篠原金融塾 金利は上がる!グローバルマーケットウィークリー 10/8/2021

9月の米雇用統計では、非農業部門就業者数はエコノミスト予想を大幅に下回る前月比19万4000人増。失業率は着実に低下、9月は4.8%となったが、求職者数が減少したことが主因なので、良い失業率の低下ではない。


しかしながら、雇用を減らしたのは主に政府部門で、民間部門は31万7000人増。加えて、7月と8月の就業者数は上方修正され、合わせて16万9000人の雇用が上乗せされた。これを加えると約50万人増で、市場予想通りの結果だ。


時間当たり賃金は前年同月比4.58%上昇。経済活動再開に伴うサプライチェーンのひっ迫や、一時的な品不足が物価を押し上げており、FRBは一時的なものだと主張するが、今年に入ってインフレは加速し、個人消費支出(PCE)価格指数は8月に前年同月比4.3%上昇している。


斯かる状況下、FRBが11月2~3日のFOMCで量的緩和の縮小(テーパリング)の開始を決定する。年初来金利は既に大きく上昇している。

FRBが保有している米国債を直ちに売却するわけではない。毎月の購入額を減らすだけだが、先週1週間で2年債は5.4bp、10年債は14.7bp売られ、金利は大きく上昇している。

そろそろモーゲージ債のコンベクシティヘッジの売りが気になってくる水準だ。米国債利回りが上昇すると住宅ローン金利も上昇する。住宅ローンの借り手でわざわざ高い金利に借り換えする人は少ない。借り換えが減るということはモーゲージ債(MBS)が早期償還されず、投資家にとっては資金の回収に時間がかかることを意味する。
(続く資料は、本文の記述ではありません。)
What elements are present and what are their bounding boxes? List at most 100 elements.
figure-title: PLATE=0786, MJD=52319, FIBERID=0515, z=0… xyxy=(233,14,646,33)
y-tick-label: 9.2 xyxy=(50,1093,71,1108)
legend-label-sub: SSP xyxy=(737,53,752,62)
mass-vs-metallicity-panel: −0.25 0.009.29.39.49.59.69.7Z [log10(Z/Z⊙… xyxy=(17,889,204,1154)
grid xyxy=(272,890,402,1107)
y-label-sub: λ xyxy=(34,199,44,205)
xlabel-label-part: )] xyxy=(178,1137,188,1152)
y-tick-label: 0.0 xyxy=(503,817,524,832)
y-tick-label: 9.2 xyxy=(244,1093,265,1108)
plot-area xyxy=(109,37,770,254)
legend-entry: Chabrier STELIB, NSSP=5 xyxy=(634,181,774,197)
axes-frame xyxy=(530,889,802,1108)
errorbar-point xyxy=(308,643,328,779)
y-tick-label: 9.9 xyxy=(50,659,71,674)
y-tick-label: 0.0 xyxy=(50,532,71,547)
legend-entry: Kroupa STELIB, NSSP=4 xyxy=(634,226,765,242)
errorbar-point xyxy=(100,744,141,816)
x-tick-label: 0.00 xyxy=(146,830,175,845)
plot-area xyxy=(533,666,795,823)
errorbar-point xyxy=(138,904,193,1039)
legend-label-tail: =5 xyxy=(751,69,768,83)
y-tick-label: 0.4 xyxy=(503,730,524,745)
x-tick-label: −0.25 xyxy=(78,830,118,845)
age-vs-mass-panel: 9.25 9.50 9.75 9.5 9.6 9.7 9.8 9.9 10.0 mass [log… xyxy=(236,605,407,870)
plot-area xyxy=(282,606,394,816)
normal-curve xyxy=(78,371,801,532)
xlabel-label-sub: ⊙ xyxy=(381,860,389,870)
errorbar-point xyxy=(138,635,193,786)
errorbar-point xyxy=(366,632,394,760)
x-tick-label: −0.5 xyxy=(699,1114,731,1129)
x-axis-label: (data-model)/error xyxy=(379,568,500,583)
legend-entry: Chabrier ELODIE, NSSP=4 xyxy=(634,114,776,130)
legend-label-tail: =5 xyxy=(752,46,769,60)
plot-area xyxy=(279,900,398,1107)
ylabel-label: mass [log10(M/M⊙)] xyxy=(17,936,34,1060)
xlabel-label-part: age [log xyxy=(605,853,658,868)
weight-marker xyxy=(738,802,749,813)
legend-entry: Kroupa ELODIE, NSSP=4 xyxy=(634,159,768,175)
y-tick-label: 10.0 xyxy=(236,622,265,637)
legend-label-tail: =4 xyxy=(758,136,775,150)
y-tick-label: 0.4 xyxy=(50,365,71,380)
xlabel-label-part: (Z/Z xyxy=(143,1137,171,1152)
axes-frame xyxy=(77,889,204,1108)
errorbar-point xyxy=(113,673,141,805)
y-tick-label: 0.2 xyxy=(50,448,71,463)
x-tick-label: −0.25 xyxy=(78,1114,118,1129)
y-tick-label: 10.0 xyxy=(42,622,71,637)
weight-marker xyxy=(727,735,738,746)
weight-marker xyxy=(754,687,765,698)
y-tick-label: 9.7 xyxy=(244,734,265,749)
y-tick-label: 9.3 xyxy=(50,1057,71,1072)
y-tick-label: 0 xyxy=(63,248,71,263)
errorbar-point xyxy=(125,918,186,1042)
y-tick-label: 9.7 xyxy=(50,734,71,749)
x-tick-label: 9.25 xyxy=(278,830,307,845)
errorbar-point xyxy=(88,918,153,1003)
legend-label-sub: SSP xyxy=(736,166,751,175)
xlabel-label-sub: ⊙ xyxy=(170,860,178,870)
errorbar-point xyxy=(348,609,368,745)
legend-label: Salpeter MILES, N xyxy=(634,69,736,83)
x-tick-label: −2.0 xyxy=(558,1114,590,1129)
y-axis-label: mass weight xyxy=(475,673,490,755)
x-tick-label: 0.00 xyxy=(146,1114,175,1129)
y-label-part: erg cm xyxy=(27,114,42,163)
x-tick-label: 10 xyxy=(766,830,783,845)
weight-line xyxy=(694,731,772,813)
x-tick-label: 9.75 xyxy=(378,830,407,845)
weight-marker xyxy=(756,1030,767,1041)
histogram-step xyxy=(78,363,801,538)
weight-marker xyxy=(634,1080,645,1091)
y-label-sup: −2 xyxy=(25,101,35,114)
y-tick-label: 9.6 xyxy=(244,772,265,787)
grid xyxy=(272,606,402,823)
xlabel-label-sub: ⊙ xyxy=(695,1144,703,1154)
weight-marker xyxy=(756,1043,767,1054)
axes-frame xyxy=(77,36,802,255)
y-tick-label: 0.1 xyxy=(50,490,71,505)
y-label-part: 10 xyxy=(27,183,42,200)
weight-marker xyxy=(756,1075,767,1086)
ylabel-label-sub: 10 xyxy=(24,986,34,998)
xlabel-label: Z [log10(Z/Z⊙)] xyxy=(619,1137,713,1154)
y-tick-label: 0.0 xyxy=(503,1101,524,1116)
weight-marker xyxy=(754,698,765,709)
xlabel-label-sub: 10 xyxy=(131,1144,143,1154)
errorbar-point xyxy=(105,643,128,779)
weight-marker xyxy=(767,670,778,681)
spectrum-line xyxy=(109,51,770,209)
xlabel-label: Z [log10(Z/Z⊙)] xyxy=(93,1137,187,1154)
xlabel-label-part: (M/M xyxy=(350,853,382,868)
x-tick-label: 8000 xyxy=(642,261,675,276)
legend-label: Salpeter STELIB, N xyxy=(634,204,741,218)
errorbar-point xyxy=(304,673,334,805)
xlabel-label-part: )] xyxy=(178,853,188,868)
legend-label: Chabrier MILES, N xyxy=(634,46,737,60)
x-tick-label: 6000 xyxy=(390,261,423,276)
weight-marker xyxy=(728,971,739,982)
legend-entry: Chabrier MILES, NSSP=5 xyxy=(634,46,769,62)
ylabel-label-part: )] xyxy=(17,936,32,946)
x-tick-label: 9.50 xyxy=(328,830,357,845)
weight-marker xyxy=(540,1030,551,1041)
デュレーションが長いほど、金利上昇による損失は大きくなる。モーゲージ債は、米国債が大きく売られ、金利が上昇する時には、国債よりも売られる。金利上昇幅が大きくても毎日少しずつ金利が上昇する限り、大きな問題は起こらない。しかしながら、大きな問題は、金利上昇のペースが速い場合、早期償還による将来のキャッシュフローの変化を予測することが難しいということだ。従って、思っていたよりも損失額が大きいということが起きてしまうことがある。モーゲージ債を保有する投資家は保有している長期の米国債を売却するか、デリバティブを使って予想外に生じたデュレーション長期化を相殺しようと動く。このことをコンベクシティヘッジと市場関係者は呼んでいる。FRBは、モーゲージ債を毎月購入しているが、コンベクシティヘッジを行わないので、影響は小さいのではないかと思うものの、市場規模は約750兆円だ。


週末の相場では10年債利回りが1.6%の水準で止まったことは良いニュースだが、この水準を抜けると、コンベクシティヘッジは加速するかもしれない。まだまだ金利は上がるかもしれない。